If you can, do it - never been happier, my fender has them, and and my synapse, has a complete composite carbon fretboard and big rod under it - REALLY REALLY STABLE ... and when compared to my warwick ... well ... i sold the warwick
It will be a 4 string. I'm trying to figure the cost for parts. I'm trying to keep the total cost as low as possible. Making the pickups and preamp,(the stingray 2 band). So far I have spent $40.00 for the wood. Got a good deal on some spalted maple in the TB classifieds a while back. The tuners and bridge I have from an earlier project the I decided not to do. My budget is $175.00. Tedward
Putting in different mass of truss rod and other rods will definitely make a difference. You can easily hear that by putting in different existing necks. How much and whether good or bad is a different matter. I don't think it'll be needed for most basses. The way I see it the rods are popular in mass-produced instruments to keep the RMA rate lower. If you are willing to deal with the occasional dropout you should be fine.
Necessary is a big word. Basses were made without them for decades. They're useful. They improve things, stability and strength-wise. In some cases they reduce dead spots. Necessary? No, they're not necessary and many very fine instruments have been made without them.
I don't tend to like how basses with rods in the necks feel and sound. Lefay basses are the exception
I made it a point to not talk tone any more because everyone has their own opinions and nothing anyone on the internet says, can sway them. But I have to ask, how does a neck feel any differently with rods vs without? I would understand if the neck was thicker because of the channel the rods are in, but I have gotten necks plenty thin with rods in them.

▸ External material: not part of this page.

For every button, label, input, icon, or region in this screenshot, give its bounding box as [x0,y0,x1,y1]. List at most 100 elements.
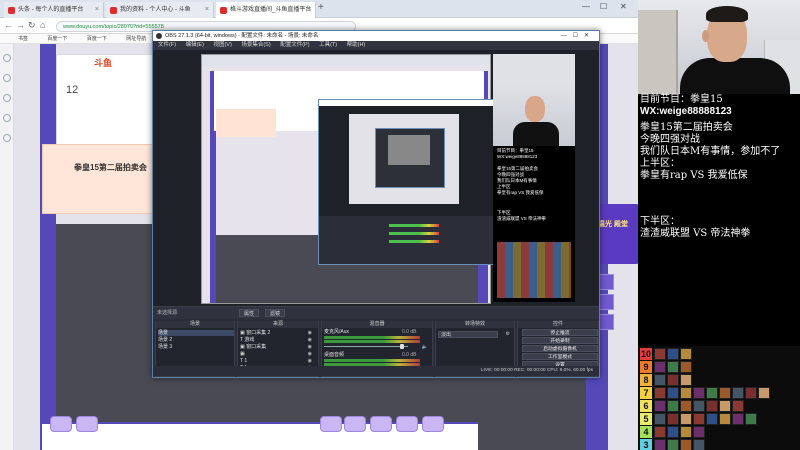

Contrary to popular belief and IMO......graphite rods have one purpose, and that is to provide a stable fingerboard as possible with as few to NO dead spots as possible. They provide no strength to the overall neck - you're doing that by having a mult-laminate neck. IF the wood you're using is quality dryed and seasoned wood...you've done the best one can do
The thing is, it is really hard to formally proof whether something makes a sound difference or not, especially to other people. Even soundclips don't do much. So, is it possible the extra rods change the sound (or a heavy truss rod for that matter)? Absolutely. Can you guarantee that it does, and if so, can you guarantee that it will be audible? No. So the only way to go is to aggressively try a couple different necks on the same body, pickup and strings until you get a "feel" for what neck changes are like. I did that (more with guitars than basses) and the differences are huge. In Fender style instruments the neck matters more than the body, that's what I ended up being convinced of. So myself I pick the risk of later deformation over rods, and that's why I can't have Warmoth bass necks. I am unconvinced that extra rods help against dead spots, though.
The spalt maple is for the top of the body with mahogany for the main part of the body. The neck is flame maple. My main concern is dead spots. I'm guessing that by using carbon fiber the neck is stiffer there for raising the resonant frequency above the highest note on the bass and eliminating dead spots. Is this statement correct? Tedward
I have never seen anybody proving anything like that. In particular I don't think that a neck has one resonant frequency and that "the" dead spot happens when it's the same as that one resonance frequency. Just the fact that there are instruments with several dead spots (not caused by frets) disproves that. It's safe to say that the less you rely on wood and the more on hard, predictable material the lower the chance of dead spots is.
I beg to differ. The CF rods are MUCH stiffer than the amount of wood they replace. Take a CF rod and a piece of maple of the same dimensions and try bending them.